As for the oft-cited defense that, “it’s better than having no MFA at all,” I am not so sure. It provides false comfort to enterprise users that they have meaningful security. That prevents companies from quickly deploying truly robust security, such as an MFA that uses several authentication layers, including voice-recognition, facial- or finger-ID courtesy of the ubiquitous smartphone and almost any of the mobile encrypted authentication apps. (Don’t forget that Signal can work well, too.)
Microsoft recently opted to state the obvious and then undermined its own credibility by really making it all about Microsoft Authenticator and Windows Hello. There’s nothing like laying out a coherent argument and then ruining it by saying “Therefore, you should download my app,” or “Send me your money.”
That said, if you ignore the blatant and self-serving sales pitch, Microsoft’s director of identity security, Alex Weinert, makes a good argument.
Weinert stressed the weaknesses of the publicly switched telephone networks (PSTN) and then argued that it’s frighteningly used in many places.

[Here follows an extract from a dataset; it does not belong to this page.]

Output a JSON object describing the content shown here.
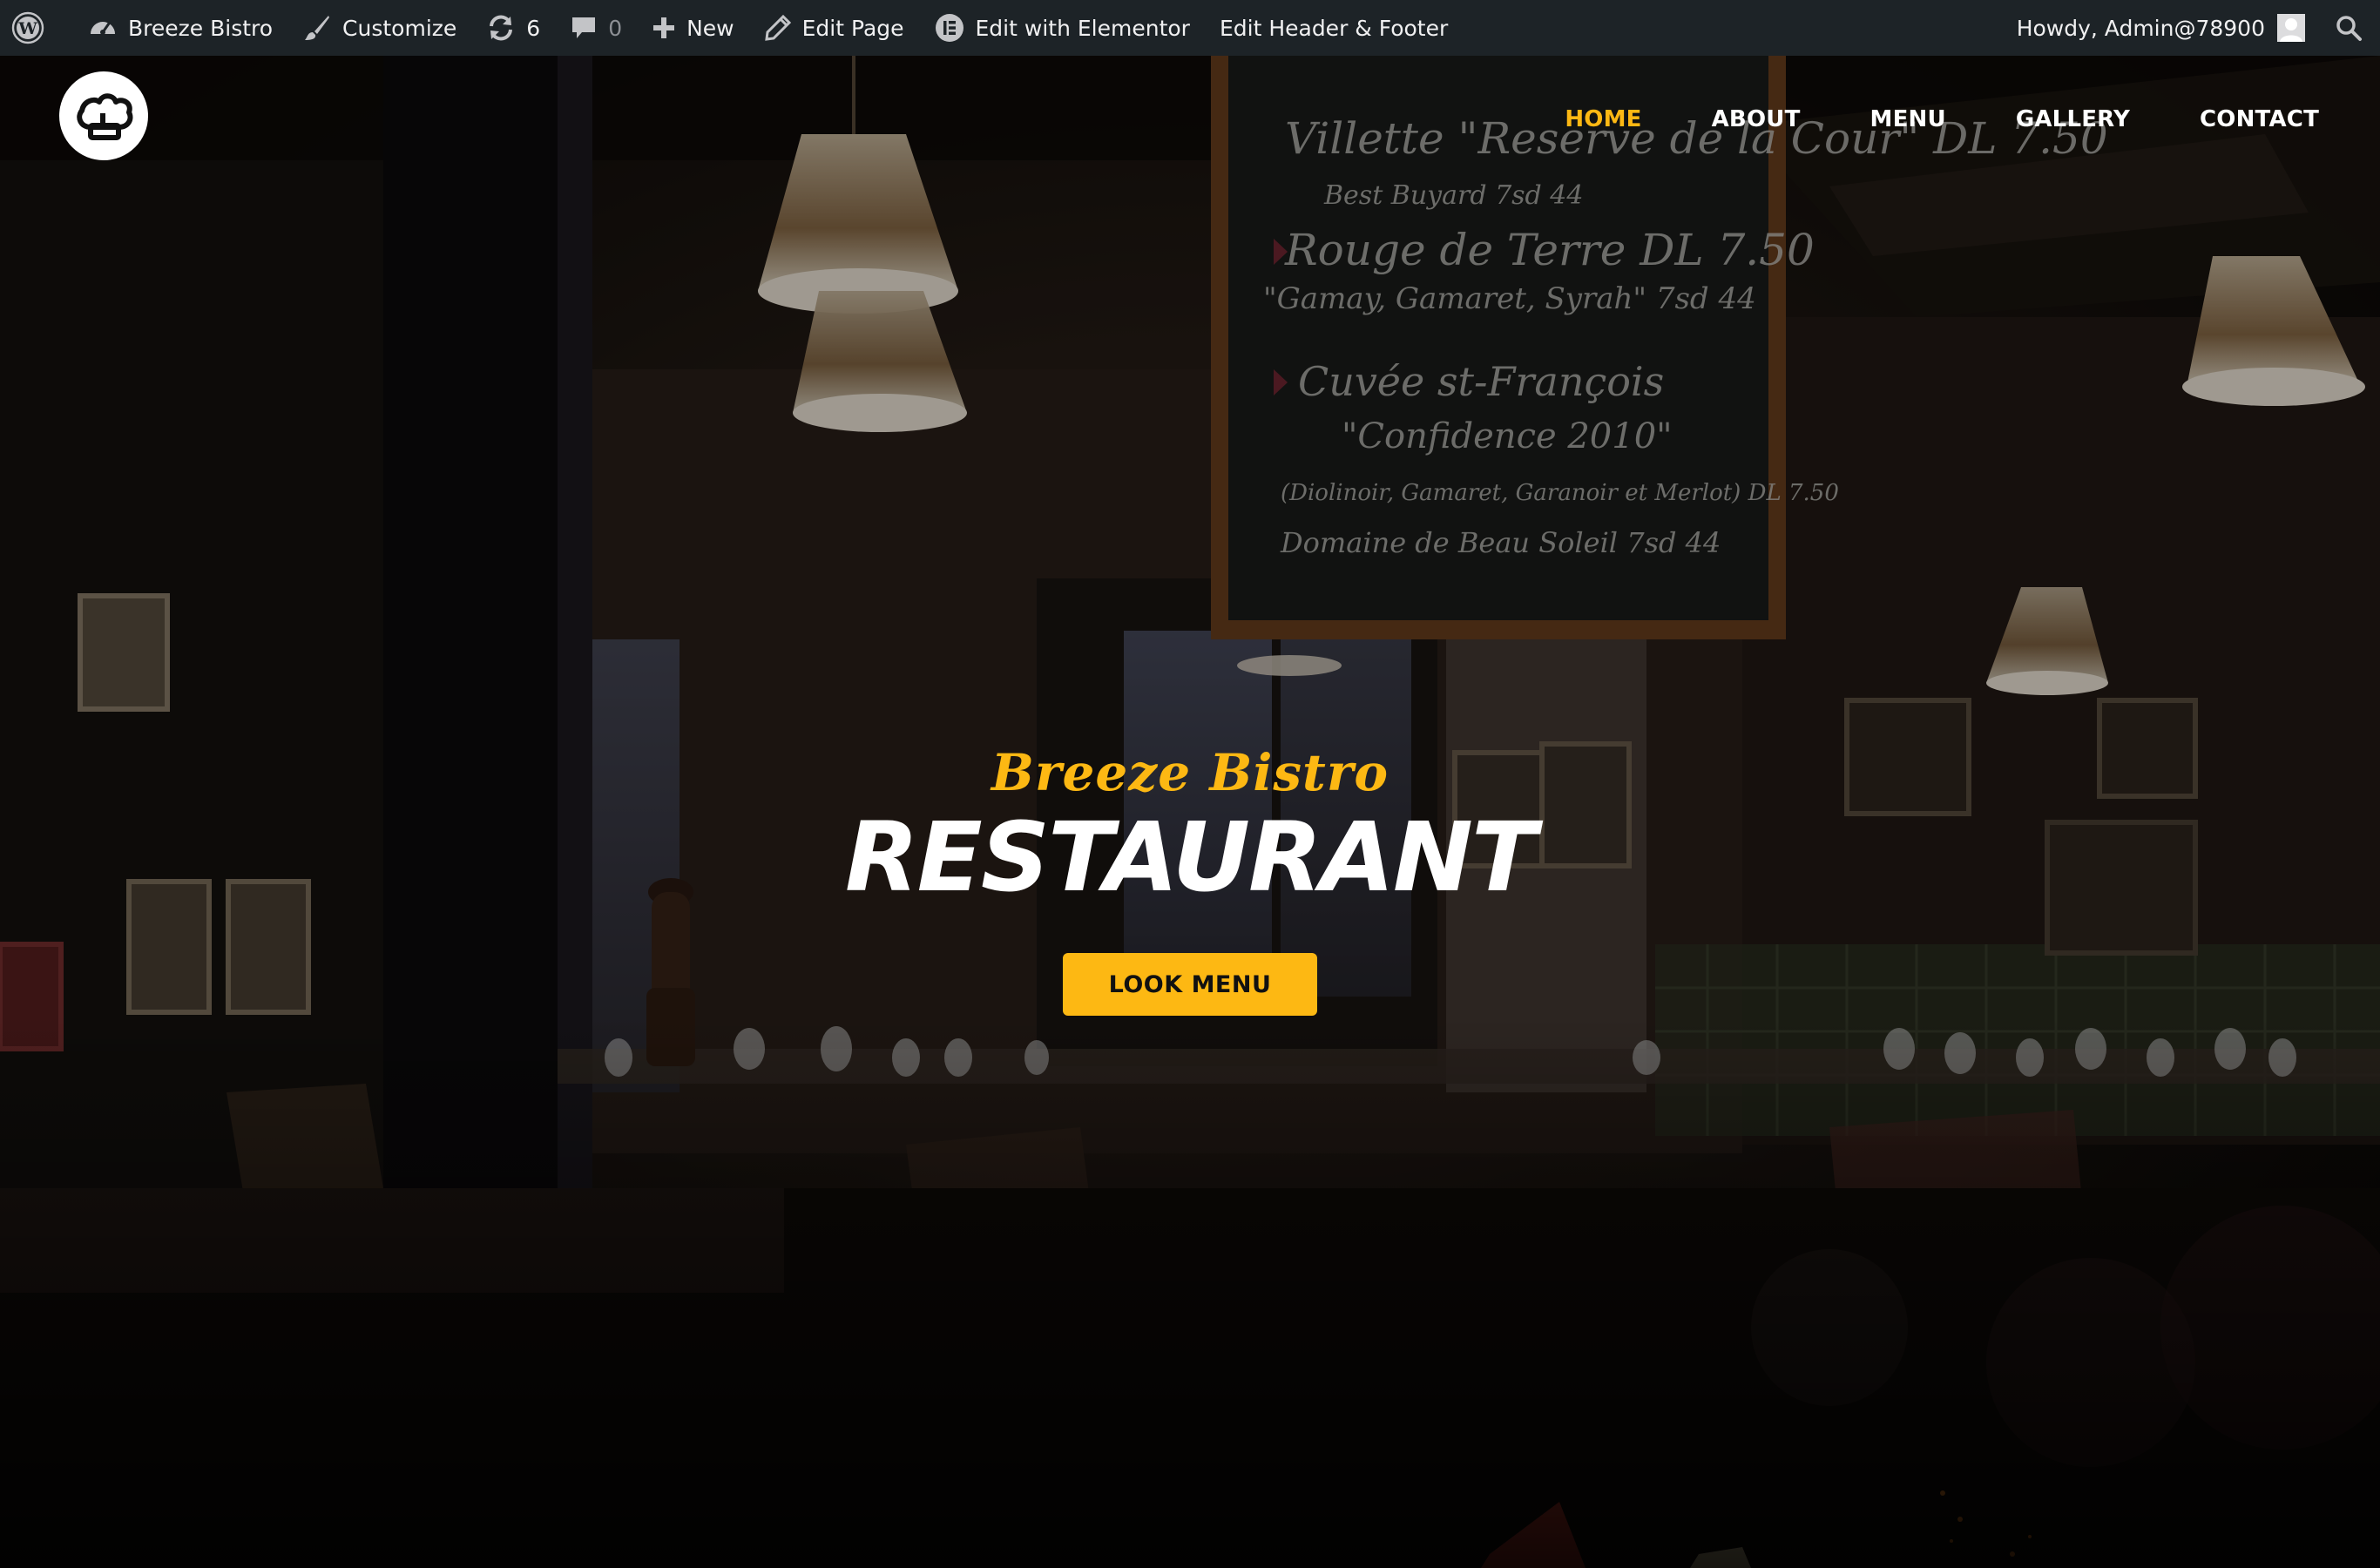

“It’s worth noting that every mechanism to exploit a credential can be used on PSTN – OTP. Phish? Check. Social? Check. Account takeover? Check. Device theft? Check. Your PSTN account has all the vulnerabilities of every other authenticator and a host of other issues specific to PSTN,” Weinert wrote. “Because so many devices rely on receiving PSTN messages, the format of the messages is limited.
“We can’t make the messages richer, or longer, or do much of anything beyond sending the OTP in a short text message or a phone call. One of the significant advantages of services is that we can adapt to user experience expectations, technical advances, and attacker behavior in real-time. Unfortunately, the SMS and voice formats aren’t adaptable, so the experiences and opportunities for innovations in usability and security are very limited.”
That is absolutely correct. Put another way: all of these efforts are horrible security and the maturity of PSTN is such that it can’t be made any better.
It’s important to assume that any authentication interactions are the result of a prior compromise. If you operate on the premise that all entry attempts are bad guys leveraging credentials (or credential and user information) stolen in a phishing attack, you will be much better off and it will be obvious why unencrypted texts are unacceptable in 2021. (Truth be told, they’ve been unacceptable for about five years, but let’s try and be nice.)
The beauty of details shared via an encrypted app or information gathered through biometrics is that it is information that a phishing attack is very unlikely to gather.
But are there not ways around biometrics, such as plastic models that can fool the system? Absolutely. But those efforts are time-consuming — and professional cyberthieves are all about efficiency. Yes, there are some limitations to all of these approaches. That’s why I stress the “M” in MFA. Multi. An enterprise’s security is based on how many mobile authentication methods can be stacked. One enterprise I have talked with uses facial recognition to log in, but then uses an encrypted app to continue authentication, topped by voice-recognition if the person has to talk with someone.
The more layers, the more security. Maybe a bad guy can leverage a flaw in one of those layers, but all of them? Not likely.